As palafitas eram a única condição de habitação que as pessoas que foram atraídas para o
território em busca de emprego e melhor qualidade de vida tinham para morar. Era este
mesmo lugar onde muitas famílias complementavam a renda e matavam a fome devido ao
acesso direto aos frutos do mar, uma vez que as casas eram construídas sobre uma área de
mangue.
Foto de Carvalho, 2002
Formada majoritariamente por mulheres negras, Itapagipe foi, ao longo de décadas, se
transformando: a cidade das águas e palafitas foi dando lugar a sucessivos aterros. O lixo
da cidade alta de Salvador era encaminhado para o território como forma de aterrar e
construir as áreas sólidas, tornando Alagados o primeiro lixo da capital baiana. Os
itapagipanos e as organizações que existiam no território entendiam que não era possível
viver com tal situação, era necessário agir de forma conjunta para a garantia de direitos e
incidir também em políticas públicas básicas, no primeiro momento, e, posteriormente,
incidir em políticas específicas. Naquele momento o que importava era a melhoria da
qualidade de vida. Assim, funda-se a Comissão de Articulação e Mobilização dos
Moradores da Península de Itapagipe (CAMMPI).
Era nítido que tais situações e negações de direitos não aconteciam só em Itapagipe. O que
se percebeu é que isso acontecia em outras regiões da cidade de Salvador, mas o que se
tinha em comum!? Essas regiões eram formadas majoritariamente por pessoas negras.
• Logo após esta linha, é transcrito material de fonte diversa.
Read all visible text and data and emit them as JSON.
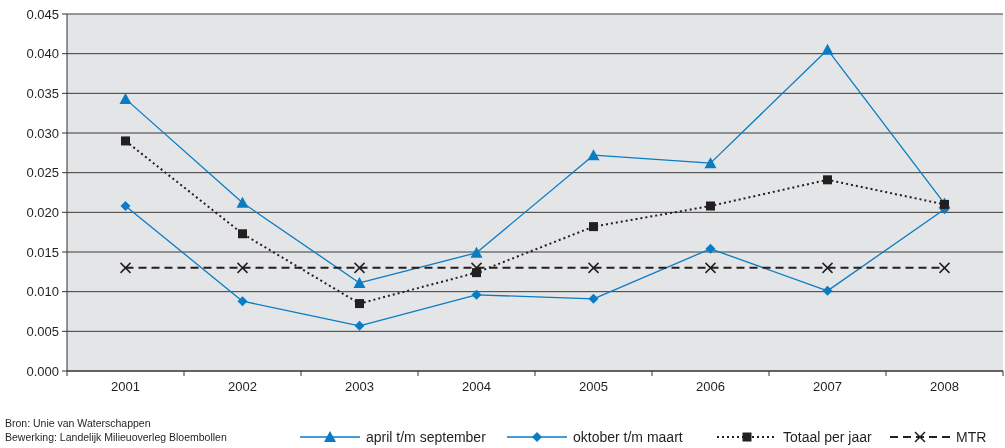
{
  "chart_data": {
    "type": "line",
    "categories": [
      "2001",
      "2002",
      "2003",
      "2004",
      "2005",
      "2006",
      "2007",
      "2008"
    ],
    "series": [
      {
        "name": "april t/m september",
        "color": "#0a7cc4",
        "marker": "triangle",
        "line_style": "solid",
        "values": [
          0.0343,
          0.0212,
          0.0111,
          0.0149,
          0.0272,
          0.0262,
          0.0405,
          0.0211
        ]
      },
      {
        "name": "oktober t/m maart",
        "color": "#0a7cc4",
        "marker": "diamond",
        "line_style": "solid",
        "values": [
          0.0208,
          0.0088,
          0.0057,
          0.0096,
          0.0091,
          0.0154,
          0.0101,
          0.0204
        ]
      },
      {
        "name": "Totaal per jaar",
        "color": "#231f20",
        "marker": "square",
        "line_style": "dotted",
        "values": [
          0.029,
          0.0173,
          0.0085,
          0.0124,
          0.0182,
          0.0208,
          0.0241,
          0.021
        ]
      },
      {
        "name": "MTR",
        "color": "#231f20",
        "marker": "cross",
        "line_style": "dashed",
        "values": [
          0.013,
          0.013,
          0.013,
          0.013,
          0.013,
          0.013,
          0.013,
          0.013
        ]
      }
    ],
    "ylim": [
      0,
      0.045
    ],
    "yticks": [
      {
        "value": 0,
        "label": "0.000"
      },
      {
        "value": 0.005,
        "label": "0.005"
      },
      {
        "value": 0.01,
        "label": "0.010"
      },
      {
        "value": 0.015,
        "label": "0.015"
      },
      {
        "value": 0.02,
        "label": "0.020"
      },
      {
        "value": 0.025,
        "label": "0.025"
      },
      {
        "value": 0.03,
        "label": "0.030"
      },
      {
        "value": 0.035,
        "label": "0.035"
      },
      {
        "value": 0.04,
        "label": "0.040"
      },
      {
        "value": 0.045,
        "label": "0.045"
      }
    ],
    "grid": "y",
    "legend": "bottom",
    "annotations": [
      "Bron: Unie van Waterschappen",
      "Bewerking: Landelijk Milieuoverleg Bloembollen"
    ]
  }
}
Mas Salvador não é a cidade mais negra fora do continente africano? Como discutir todas
as desigualdades que a população negra sofre, entendendo que não era meramente pelo
acaso?
A ONG Centro de Arte e Meio Ambiente – CAMA, juntamente com a rede CAMMPI
desenvolve então uma tecnologia para dialogar com o mundo, ou seja, com a população
urbana, do campo, da floresta e das águas – o Observatório do Racismo Ambiental – que
surge com o intuito de externalizar as condições de vida da população negra e as violações
de direitos que nos acometem.
Enquanto mulher negra e pesquisadora do Observatório do Racismo Ambiental (ORA),
acredito que o ORA tem um papel que é de apresentar para a sociedade que muitas das
situações que passamos, vivenciamos e a temporalidade dessas condições são Racismo
Ambiental. É necessário construir conceitos com os territórios para que possam identificar
as violações de direitos e propor alternativas de forma conjunta. Sobre os próximos passos
para o Observatório é buscar parcerias para captação de recursos para que essa iniciativa
seja possível de ser replicada em outros bairros, em outros territórios negros do Brasil.